Für den Mittwoch beschlossen wir, dass wir alle abends in den Musikstadl gehen. Die Wirtin wollte uns gleich morgens die Eintrittskarten besorgen. Die Sonne schien und den Vormittag hatten wir zur freien Verfügung. Nachmittags stand eine Kaffeefahrt nach Kleinarl an, wo wir im Sonnenschein noch einen Rundgang um den Jägersee gemacht haben. Die Überraschung kam noch: Wir haben, dank der Beziehung einer Mitfahrerin, unsere Kaffeestunde bei der bekannten österreichischen Skiläuferin Frau Annemarie Moser-Pröll in ihrem Cafe verleben können. Dort konnten wir ihre im Laufe ihrer Kariere errungenen Medaillen und Pokale bestaunen, die in Glasvitrinen ausgestellt waren. Nach der gemütlichen Kaffeepause mit leckeren Torten und Kuchen ließ sich Frau Moser-Pröll zu aller Freude zu einem Gruppenfoto mit ihr zur Erinnerung überreden.

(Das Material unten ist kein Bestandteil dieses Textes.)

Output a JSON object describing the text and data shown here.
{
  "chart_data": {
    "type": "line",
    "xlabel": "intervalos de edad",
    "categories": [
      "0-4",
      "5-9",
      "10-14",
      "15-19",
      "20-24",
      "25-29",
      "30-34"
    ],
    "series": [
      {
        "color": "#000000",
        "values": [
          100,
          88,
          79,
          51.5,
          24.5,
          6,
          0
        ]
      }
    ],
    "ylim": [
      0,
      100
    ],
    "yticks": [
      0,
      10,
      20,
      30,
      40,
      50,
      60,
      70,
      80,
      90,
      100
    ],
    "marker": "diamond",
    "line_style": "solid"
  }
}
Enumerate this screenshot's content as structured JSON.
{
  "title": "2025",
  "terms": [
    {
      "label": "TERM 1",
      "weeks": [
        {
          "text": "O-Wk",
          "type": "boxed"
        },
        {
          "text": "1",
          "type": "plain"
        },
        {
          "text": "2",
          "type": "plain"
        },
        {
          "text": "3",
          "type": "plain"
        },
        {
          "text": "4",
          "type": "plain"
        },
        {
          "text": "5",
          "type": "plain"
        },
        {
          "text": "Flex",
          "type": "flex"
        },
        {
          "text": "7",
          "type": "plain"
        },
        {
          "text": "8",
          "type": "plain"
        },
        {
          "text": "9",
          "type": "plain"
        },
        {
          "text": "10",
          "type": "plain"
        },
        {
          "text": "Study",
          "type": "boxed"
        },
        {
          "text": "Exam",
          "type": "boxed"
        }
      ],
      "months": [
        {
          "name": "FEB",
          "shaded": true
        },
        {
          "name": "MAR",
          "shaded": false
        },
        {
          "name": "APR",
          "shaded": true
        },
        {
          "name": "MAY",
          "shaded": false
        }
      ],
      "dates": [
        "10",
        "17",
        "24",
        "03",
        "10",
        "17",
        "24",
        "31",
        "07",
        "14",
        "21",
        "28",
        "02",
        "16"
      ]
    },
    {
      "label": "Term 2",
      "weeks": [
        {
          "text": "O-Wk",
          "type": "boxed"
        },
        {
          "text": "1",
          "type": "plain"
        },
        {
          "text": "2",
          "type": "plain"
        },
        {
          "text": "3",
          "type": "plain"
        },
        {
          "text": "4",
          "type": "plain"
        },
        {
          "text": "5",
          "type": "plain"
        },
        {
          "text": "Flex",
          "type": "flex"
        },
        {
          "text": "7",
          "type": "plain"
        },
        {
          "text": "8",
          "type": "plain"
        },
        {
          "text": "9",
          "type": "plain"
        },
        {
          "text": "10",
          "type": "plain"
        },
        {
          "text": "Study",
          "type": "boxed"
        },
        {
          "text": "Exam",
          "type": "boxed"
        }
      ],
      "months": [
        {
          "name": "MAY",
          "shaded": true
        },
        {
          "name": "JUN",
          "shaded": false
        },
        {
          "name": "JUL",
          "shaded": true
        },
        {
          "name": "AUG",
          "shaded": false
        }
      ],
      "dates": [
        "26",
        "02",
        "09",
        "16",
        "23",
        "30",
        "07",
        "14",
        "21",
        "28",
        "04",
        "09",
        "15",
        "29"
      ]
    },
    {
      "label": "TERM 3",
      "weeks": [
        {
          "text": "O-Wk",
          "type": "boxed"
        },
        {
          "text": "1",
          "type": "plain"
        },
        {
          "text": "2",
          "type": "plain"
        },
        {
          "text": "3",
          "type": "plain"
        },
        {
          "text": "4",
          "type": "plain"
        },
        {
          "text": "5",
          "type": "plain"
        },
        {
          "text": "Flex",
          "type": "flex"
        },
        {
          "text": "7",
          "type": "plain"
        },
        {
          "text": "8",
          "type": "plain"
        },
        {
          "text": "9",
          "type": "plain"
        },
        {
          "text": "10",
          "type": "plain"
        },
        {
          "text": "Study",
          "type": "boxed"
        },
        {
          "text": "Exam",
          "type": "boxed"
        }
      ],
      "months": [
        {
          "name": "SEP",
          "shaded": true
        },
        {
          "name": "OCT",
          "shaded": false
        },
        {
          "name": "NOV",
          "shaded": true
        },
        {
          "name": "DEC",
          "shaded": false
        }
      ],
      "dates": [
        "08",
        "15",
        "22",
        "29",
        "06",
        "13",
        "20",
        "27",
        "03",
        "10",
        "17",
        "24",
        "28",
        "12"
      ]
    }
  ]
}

Kaffeestunde bei der bekannten österreichischen Skiläuferin Frau Annemarie Moser-Pröll
Kaffeestunde bei der bekannten österreichischen Skiläuferin Frau Annemarie Moser-Pröll

Danach ging es heimwärts nach Flachau. Dort erfuhren wir dann von der Wirtin, dass es mit dem Heimatabend im Musikstadl nichts werden würde, weil sie keine Karten mehr bekommen hatte. Damit wir nicht zu sehr enttäuscht waren, hatte sie sich schon Gedanken zu einer Alternative gemacht und alles mit Frau Christel Stoffers, unserer Reiseleiterin aus dem Verein, besprochen. Nach dem Abendessen kam dann die Überraschung: Die Wirtin hatte ihren Schwager, einen Alleinunterhalter mit Akkordeon, überreden können, den Abend mit musikalischen Einlagen zu gestalten. Auch die Wirtin hat mitgesungen. Er animierte einige Damen aus unserer Runde mitzumachen und stellte eine kleine Musikkapelle mit ihnen zusammen. Alle haben mitgesungen und es wurde zu aller Zufriedenheit ein sehr lustiger Abend. Ein wunderschöner Tag ging zu Ende und wir freuten uns auf den nächsten und letzten Tag unserer Reise, den wir zur freien Verfügung hatten, weil dem Busfahrer vom Gesetz her ein Ruhetag zusteht. Es wurde ein sehr schöner Tag, an dem uns die Sonne verwöhnte. Wir konnten Flachau durchwandern und kennen lernen. Der Ort liegt schon auf einer Höhe von 920m und die Berge rundherum bis 2500 m. Viele haben die Zeit genutzt und sind mit der Seilbahn auf den Hausberg gefahren und dort gewandert. Jeder konnte den Tag auf seine Weise verbringen und alle freuten sich auf das Abendessen. Die Wirtin hatte uns zum Abschied ein 6- Gänge- Menü angekündet. Es war vom Feinsten!! Zum Schluss bedankte sich unsere 1. Vorsitzende Frau Magret Radtke im Namen aller Damen bei ihr und überreichte ihr und dem Personal einige mitgebrachte Köstlichkeiten aus unserer Heimatstadt Bad Oldesloe, worüber sich die Wirtin sehr freute. Ein Spieleabend, an dem alle teilnahmen, rundete unseren gemeinsamen Abend ab. Inzwischen hatte Herr Pöhlsen schon unsere Koffer verladen, sodass wir am nächsten Morgen ohne Hetze nach einem zeitigen Frühstück ab 6.00 Uhr dann um 7.00 Uhr unsere Heimreise antreten konnten.

Sechster Tag:

Wir fuhren mit dem Sonnenaufgang und die Berge mit ihren weißen Mützen grüssten uns noch einmal zum Abschied. Herr Pöhlsen fuhr- wie wir es von ihm gewohnt sind – in seiner besonnenen und sicheren Fahrweise mit uns in unsere norddeutsche Heimat. Unterwegs haben wir noch in Bad Brückenau in der Rhön zu Mittag gegessen und dann ging es weiter bis Göttingen, wo Herr Schneider den Bus wieder übernahm und die Fahrt in sicherer Weise mit uns beendete. Inzwischen unterhielt uns Herr Pöhlsen  mit lustigen Geschichten und Witzen und zeigte uns zum Abschluss einen Film über die Stadt Salzburg. Es verkürzte die Zeit bis zur Ankunft in Bad Oldesloe. Vorher bedankten wir uns noch bei unseren beiden Busfahrern für die angenehme und sichere Fahrt und besonders bei Frau Christel Stoffers für die Mühe, die sie sich immer macht, um alles in die richtigen Bahnen zu lenken. Inzwischen hatten wir auch erfahren, dass unsere Patientin sich auf dem Wege der Besserung befindet und in ihr heimatliches Krankenhaus verlegt werden konnte. Eine schöne und interessante Woche ging zu Ende und wir alle freuen uns auf eine erneute Reise in hoffentlich guter Gesundheit.